Terima Kasih Be a Writer

Be a Writer, bagi saya adalah sebuah grup Facebook yang sangat misterius. Saya mendengar nama grup kumpulan para penulis keren tersebut dari hasil mengintip kegiatan beberapa teman penulis. Tentu saja saya yang sejak setahun lalu mulai senang belajar menulis,menjadi penasaran lalu mengetikkan nama grup tersebut di kotak pencarian Facebook. Namun apa yang saya dapatkan? Nihil. Benar-benar misterius. 

Beberapa bulan yang lalu, saya baru tahu dari tulisan Mba Windi Teguh bahwa Be a Writer memang merupakan sebuah grup di Facebook yang tertutup dan membatasi jumlah anggotanya sampai 100 orang saja. Hah? Sesaat saya merasa sebal dengan grup tersebut. Sombong sekali mereka, begitu pikir saya. Sok eksklusif. Namun tidak lama kemudian, di akhir tulisan Mba Windi saya mengetahui bahwa mulai bulan Januari 2013, grup tertutup tersebut pindah media menjadi blog yang dapat diakses oleh semua orang. 

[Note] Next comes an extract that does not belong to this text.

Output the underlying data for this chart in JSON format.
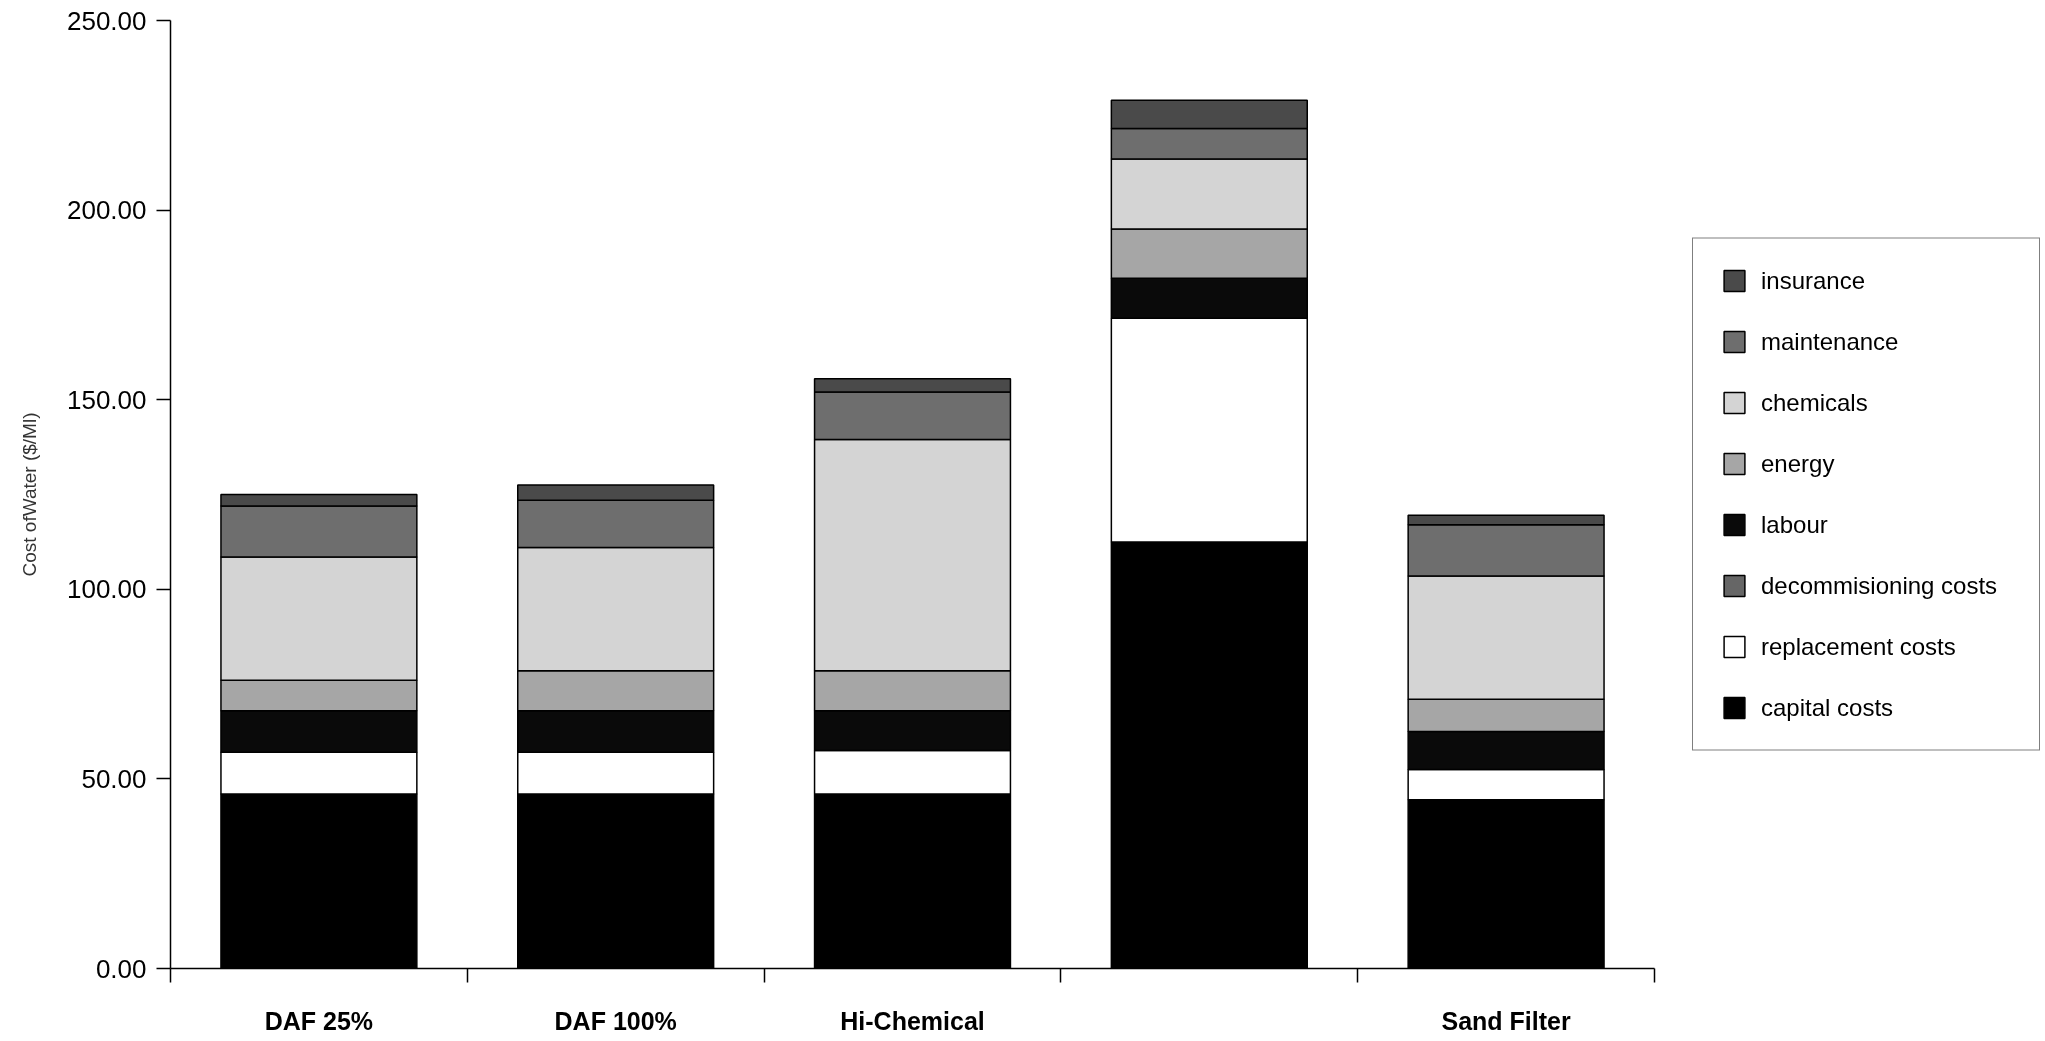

Saya pun langsung berkunjung ke blog Be a Writer. Wah, saya mau rak bukunya ternyata saya telah berburuk sangka. Memang saya tidak dapat bergabung dalam komunitas tersebut, tetapi bukan berarti saya tidak dapat mempelajari ilmu menulis dari grup tersebut. Catatan harian, motivasi menulis, cerpen, resensi, info lomba, promo buku, semuanya ada di blog tersebut dan dapat dilihat oleh siapa saja, bukan hanya oleh anggotanya. 

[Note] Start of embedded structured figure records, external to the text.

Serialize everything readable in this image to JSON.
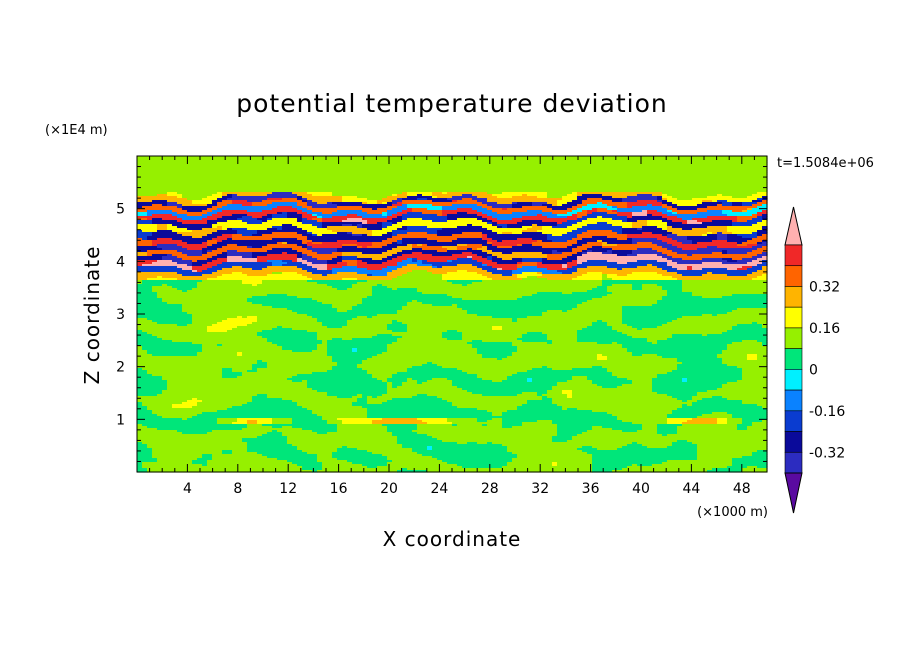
{
  "chart_data": {
    "type": "heatmap",
    "title": "potential temperature deviation",
    "xlabel": "X coordinate",
    "ylabel": "Z coordinate",
    "x_unit": "(×1000 m)",
    "y_unit": "(×1E4 m)",
    "time_label": "t=1.5084e+06",
    "xlim": [
      0,
      50
    ],
    "ylim": [
      0,
      6
    ],
    "x_ticks": [
      4,
      8,
      12,
      16,
      20,
      24,
      28,
      32,
      36,
      40,
      44,
      48
    ],
    "y_ticks": [
      1,
      2,
      3,
      4,
      5
    ],
    "legend": {
      "levels": [
        -0.48,
        -0.4,
        -0.32,
        -0.24,
        -0.16,
        -0.08,
        0,
        0.08,
        0.16,
        0.24,
        0.32,
        0.4,
        0.48
      ],
      "colors": [
        "#5a0aa0",
        "#2c2cc0",
        "#0a0a9a",
        "#0a3cd0",
        "#0a82ff",
        "#00f0ff",
        "#00e67a",
        "#96f000",
        "#ffff00",
        "#ffb400",
        "#ff6400",
        "#f02828",
        "#ffb0b0"
      ],
      "tick_labels": [
        "0.32",
        "0.16",
        "0",
        "-0.16",
        "-0.32"
      ],
      "tick_values": [
        0.32,
        0.16,
        0,
        -0.16,
        -0.32
      ]
    },
    "bands": [
      {
        "z": 5.22,
        "value": 0.2
      },
      {
        "z": 5.13,
        "value": -0.45
      },
      {
        "z": 5.05,
        "value": 0.35
      },
      {
        "z": 4.96,
        "value": -0.2
      },
      {
        "z": 4.86,
        "value": 0.42
      },
      {
        "z": 4.78,
        "value": -0.4
      },
      {
        "z": 4.66,
        "value": 0.18
      },
      {
        "z": 4.53,
        "value": -0.42
      },
      {
        "z": 4.4,
        "value": 0.38
      },
      {
        "z": 4.3,
        "value": -0.46
      },
      {
        "z": 4.18,
        "value": 0.3
      },
      {
        "z": 4.1,
        "value": -0.44
      },
      {
        "z": 4.0,
        "value": 0.45
      },
      {
        "z": 3.88,
        "value": -0.3
      },
      {
        "z": 3.78,
        "value": 0.22
      },
      {
        "z": 0.96,
        "value": 0.25
      }
    ]
  }
}
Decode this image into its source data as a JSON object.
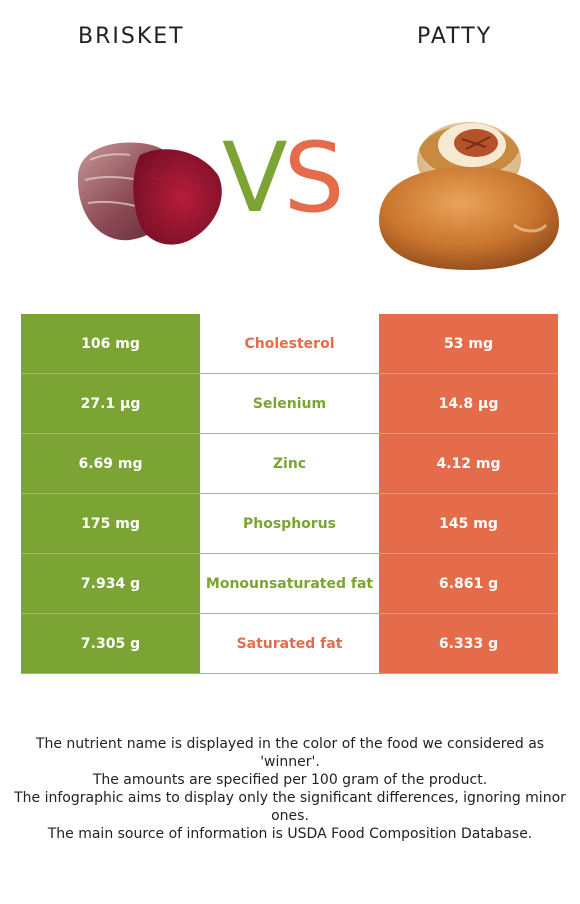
{
  "header": {
    "left_food": "BRISKET",
    "right_food": "PATTY",
    "vs_v": "V",
    "vs_s": "S"
  },
  "colors": {
    "left": "#7ba435",
    "right": "#e46c4a"
  },
  "rows": [
    {
      "left": "106 mg",
      "nutrient": "Cholesterol",
      "right": "53 mg",
      "winner": "right"
    },
    {
      "left": "27.1 µg",
      "nutrient": "Selenium",
      "right": "14.8 µg",
      "winner": "left"
    },
    {
      "left": "6.69 mg",
      "nutrient": "Zinc",
      "right": "4.12 mg",
      "winner": "left"
    },
    {
      "left": "175 mg",
      "nutrient": "Phosphorus",
      "right": "145 mg",
      "winner": "left"
    },
    {
      "left": "7.934 g",
      "nutrient": "Monounsaturated fat",
      "right": "6.861 g",
      "winner": "left"
    },
    {
      "left": "7.305 g",
      "nutrient": "Saturated fat",
      "right": "6.333 g",
      "winner": "right"
    }
  ],
  "notes": [
    "The nutrient name is displayed in the color of the food we considered as 'winner'.",
    "The amounts are specified per 100 gram of the product.",
    "The infographic aims to display only the significant differences, ignoring minor ones.",
    "The main source of information is USDA Food Composition Database."
  ]
}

Sejak saat itu, saya rajin mengunjungi blog tersebut. Untuk apa lagi kalau bukan untuk menggali ilmu tentang menulis. Profil penulis, catatan harian, dan motivasi menulis adalah kategori favorit saya. Melalui tulisan-tulisan tersebut, saya selalu merasa tertampar karena menyadari bahwa ternyata saya belum ada apa-apanya dibandingkan dengan para anggota Be a Writer. Namun tamparan itu tidak membuat saya menyerah untuk mewujudkan cita-cita saya sebagai penulis, karena melalui tulisan-tulisan tersebut, saya justru termotivasi untuk tidak pernah berhenti belajar. 

Tulisan yang menurut saya paling menarik adalah artikel Menulis Buruk Lebih Baik daripada Tidak Menulis Sama Sekali! yang ditulis oleh Mba Leyla Hana, pendiri grup ini. Seorang penulis biasanya mempunyai standar masing-masing untuk tulisannya. Saat tulisannya dianggap tidak memenuhi standar, penulis terkadang berhenti menulis. Perasaan bahwa tulisannya jelek, takut mendapatkan kritik pedas, takut tidak ada penerbit yang mau menerbitkan merupakan beberapa contoh yang dapat membuat seorang penulis terjebak dalam kondisi yang disebut sebagai writers block. Padahal menurut AS Laksana, penulis yang gagal bukanlah penulis yang karyanya jeblok di pasaran, tetapi penulis yang tidak pernah menulis atau berhenti menulis. 

Saya camkan kalimat terakhir itu baik-baik. Maka saya pun menulis apa pun yang ada di kepala saya, baik itu tulisan yang bagus maupun tulisan yang jelek (menurut standar saya). Bukankah kalaupun tulisan saya jelek, saya masih dapat memperbaikinya kapan-kapan. Kalau saya tidak pernah menulis, apa yang bisa saya perbaiki. 

Terima kasih Be a Writer. Terima kasih untuk semua anggotanya yang tidak pernah berhenti untuk berbagi ilmu. Semoga blog Be a Writer ini panjang umur sehingga dapat selalu memberikan inspirasi dan motivasi bagi para penulis lainnya.